3 MARCH 2007, Page 71

Home advantage

FRANK KEATING

By next Wednesday evening, uniquely, five British clubs could be in the last eight of the European Champions’ Cup. There is still, as they say, a lot of football to be played, but I suppose even the possibility remains testament to the strength at the top of the British club game. Mind you, only a small handful of native British footballers will be marking the occasion by actually participating. In these second-leg ties, important home advantage lies with four of the Brit five. On Tuesday, Liverpool await Barcelona at Anfield in the pick of the games; on the same night in London, Chelsea play Porto; on Wednesday, Arsenal and Manchester United are each at home, respectively to PSV Eindhoven and Lille, while Scottish champions Celtic travel to the daunting San Siro where, after a scoreless match in Glasgow, the strutters of Milan are presuming to put on a festive party.

A defeat by 1-0 in Holland has Arsenal’s continuing campaign also hanging by a deli cate thread: how hot and cold they blow. Chelsea and Manchester United each returned with a precious away goal 10 days ago and both expect next week to build on that prized advantage. Liverpool, of course, brought back two priceless goals from Barcelona after a rare victory for any Nou Camp visitors; for all that they should beware, for I doubt the Cup holders will be so flighty or so fretfully insecure for two consecutive ties.
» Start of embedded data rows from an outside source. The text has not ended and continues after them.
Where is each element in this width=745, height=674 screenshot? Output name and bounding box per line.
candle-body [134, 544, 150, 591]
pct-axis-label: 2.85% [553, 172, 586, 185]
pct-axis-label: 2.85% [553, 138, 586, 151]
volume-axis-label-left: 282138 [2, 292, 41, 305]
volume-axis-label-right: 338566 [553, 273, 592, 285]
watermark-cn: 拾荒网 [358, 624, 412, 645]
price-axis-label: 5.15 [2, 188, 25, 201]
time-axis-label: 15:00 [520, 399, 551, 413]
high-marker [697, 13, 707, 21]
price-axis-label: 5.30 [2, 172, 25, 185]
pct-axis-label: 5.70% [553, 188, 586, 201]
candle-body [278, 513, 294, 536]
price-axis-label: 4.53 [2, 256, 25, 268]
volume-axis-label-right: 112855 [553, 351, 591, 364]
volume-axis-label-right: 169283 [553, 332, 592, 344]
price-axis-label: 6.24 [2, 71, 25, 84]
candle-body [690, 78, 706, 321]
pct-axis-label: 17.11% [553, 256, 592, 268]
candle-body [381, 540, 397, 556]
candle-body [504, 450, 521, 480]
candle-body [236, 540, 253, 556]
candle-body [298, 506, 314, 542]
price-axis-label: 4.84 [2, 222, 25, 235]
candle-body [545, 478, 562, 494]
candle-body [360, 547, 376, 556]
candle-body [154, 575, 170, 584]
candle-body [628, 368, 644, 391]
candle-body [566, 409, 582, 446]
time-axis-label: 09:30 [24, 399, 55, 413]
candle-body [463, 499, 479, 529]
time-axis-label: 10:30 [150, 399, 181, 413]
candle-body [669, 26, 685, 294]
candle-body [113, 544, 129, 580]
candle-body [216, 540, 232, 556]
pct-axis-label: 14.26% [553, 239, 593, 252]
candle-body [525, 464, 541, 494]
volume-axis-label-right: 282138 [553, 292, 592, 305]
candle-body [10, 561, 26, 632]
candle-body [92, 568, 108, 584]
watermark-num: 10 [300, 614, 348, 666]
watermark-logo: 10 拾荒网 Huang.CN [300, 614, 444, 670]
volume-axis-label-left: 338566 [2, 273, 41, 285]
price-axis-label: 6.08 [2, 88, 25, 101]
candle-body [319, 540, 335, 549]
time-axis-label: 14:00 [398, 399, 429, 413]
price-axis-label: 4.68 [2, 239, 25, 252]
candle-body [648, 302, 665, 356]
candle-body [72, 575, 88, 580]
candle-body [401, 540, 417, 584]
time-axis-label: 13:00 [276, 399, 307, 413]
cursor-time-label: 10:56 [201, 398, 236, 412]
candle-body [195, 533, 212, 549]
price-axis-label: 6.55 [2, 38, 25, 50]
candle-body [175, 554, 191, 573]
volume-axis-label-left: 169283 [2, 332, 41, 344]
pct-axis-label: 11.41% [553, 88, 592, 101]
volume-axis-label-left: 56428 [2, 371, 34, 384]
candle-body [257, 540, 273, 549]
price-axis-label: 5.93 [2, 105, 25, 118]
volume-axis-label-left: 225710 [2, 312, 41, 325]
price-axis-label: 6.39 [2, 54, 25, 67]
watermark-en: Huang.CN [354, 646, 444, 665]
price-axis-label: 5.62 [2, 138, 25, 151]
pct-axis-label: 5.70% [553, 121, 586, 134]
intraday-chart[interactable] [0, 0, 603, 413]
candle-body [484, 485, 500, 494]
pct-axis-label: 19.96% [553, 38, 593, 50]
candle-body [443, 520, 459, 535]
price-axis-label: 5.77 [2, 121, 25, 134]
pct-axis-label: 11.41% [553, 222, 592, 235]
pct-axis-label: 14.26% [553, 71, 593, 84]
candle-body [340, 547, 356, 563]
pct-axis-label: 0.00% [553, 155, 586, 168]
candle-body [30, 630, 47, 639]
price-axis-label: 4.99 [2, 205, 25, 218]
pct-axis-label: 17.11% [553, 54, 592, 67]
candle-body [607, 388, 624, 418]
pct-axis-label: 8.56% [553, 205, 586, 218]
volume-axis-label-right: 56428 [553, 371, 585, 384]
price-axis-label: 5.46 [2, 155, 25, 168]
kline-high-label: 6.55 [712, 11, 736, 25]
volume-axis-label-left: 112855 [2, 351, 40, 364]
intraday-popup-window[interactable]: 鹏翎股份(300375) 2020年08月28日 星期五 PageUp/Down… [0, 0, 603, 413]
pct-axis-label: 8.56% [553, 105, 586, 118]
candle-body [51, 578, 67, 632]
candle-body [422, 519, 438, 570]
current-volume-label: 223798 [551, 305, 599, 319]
Should Barcelona score early on Tuesday it could set up one of those ravishingly operatic European nights at Anfield in which calm control and defensive sobriety fly out of the window.

I am ancient enough to have been legging round Europe even before that first string of heady Liverpool runs three decades ago. I cut my teeth with Sir Matt Busby’s European expeditions with Manchester United in the 1960s. We celebrate this spring the two-score anniversary of a British club’s first European Cup victory, in 1967 by Celtic’s imperishables, (followed, the year after, by United), but also the half-century birthday of Busby’s trailblazers of 1957 — his ‘Babes’ who were to be so wretchedly dismantled in the air crash at Munich a year later. Busby entered that team when the fledgling competition was in only its second year. Begun in the 1955–56 season, English champs, Chelsea, had feebly refused to enter on the instructions of the haughtily insular Football League — so the first British club ‘in Europe’ was Edinburgh’s Hibernian, who played six matches and reached the semifinals of that auspicious inaugural tournament.

Following United and Liverpool in Europe has seared some fabled flashbacks into the mind all right, but for more tranquil recollection I relish warm, stored memories of the less frantic intensities of the more junior and leisurely Uefa Cup. With Ipswich Town, for instance, who annually qualified all through the 1970s; here truly was ‘a bunch of lovely lads’ to travel with: Bobby Robson, charming, cheery and wise, was manager, and bonny brewer John Cobbold the club chairman. Mr John’s sole strict target for Bobby each new season was simply to qualify for the Uefa Cup: ‘Well, how else can we stock up on our duty-frees?’ His dowager mater Lady Blanche was club president. When Ipswich made the final in 1978 at Wembley, in the royal box’s pre-match ante-room a bootlicking FA flunkey at once toadied up to mother and son: ‘Could I introduce you to Mrs Thatcher?’ Replied Lady B: ‘Frankly, my dear, we’d far prefer two very large gin-and-tonics.’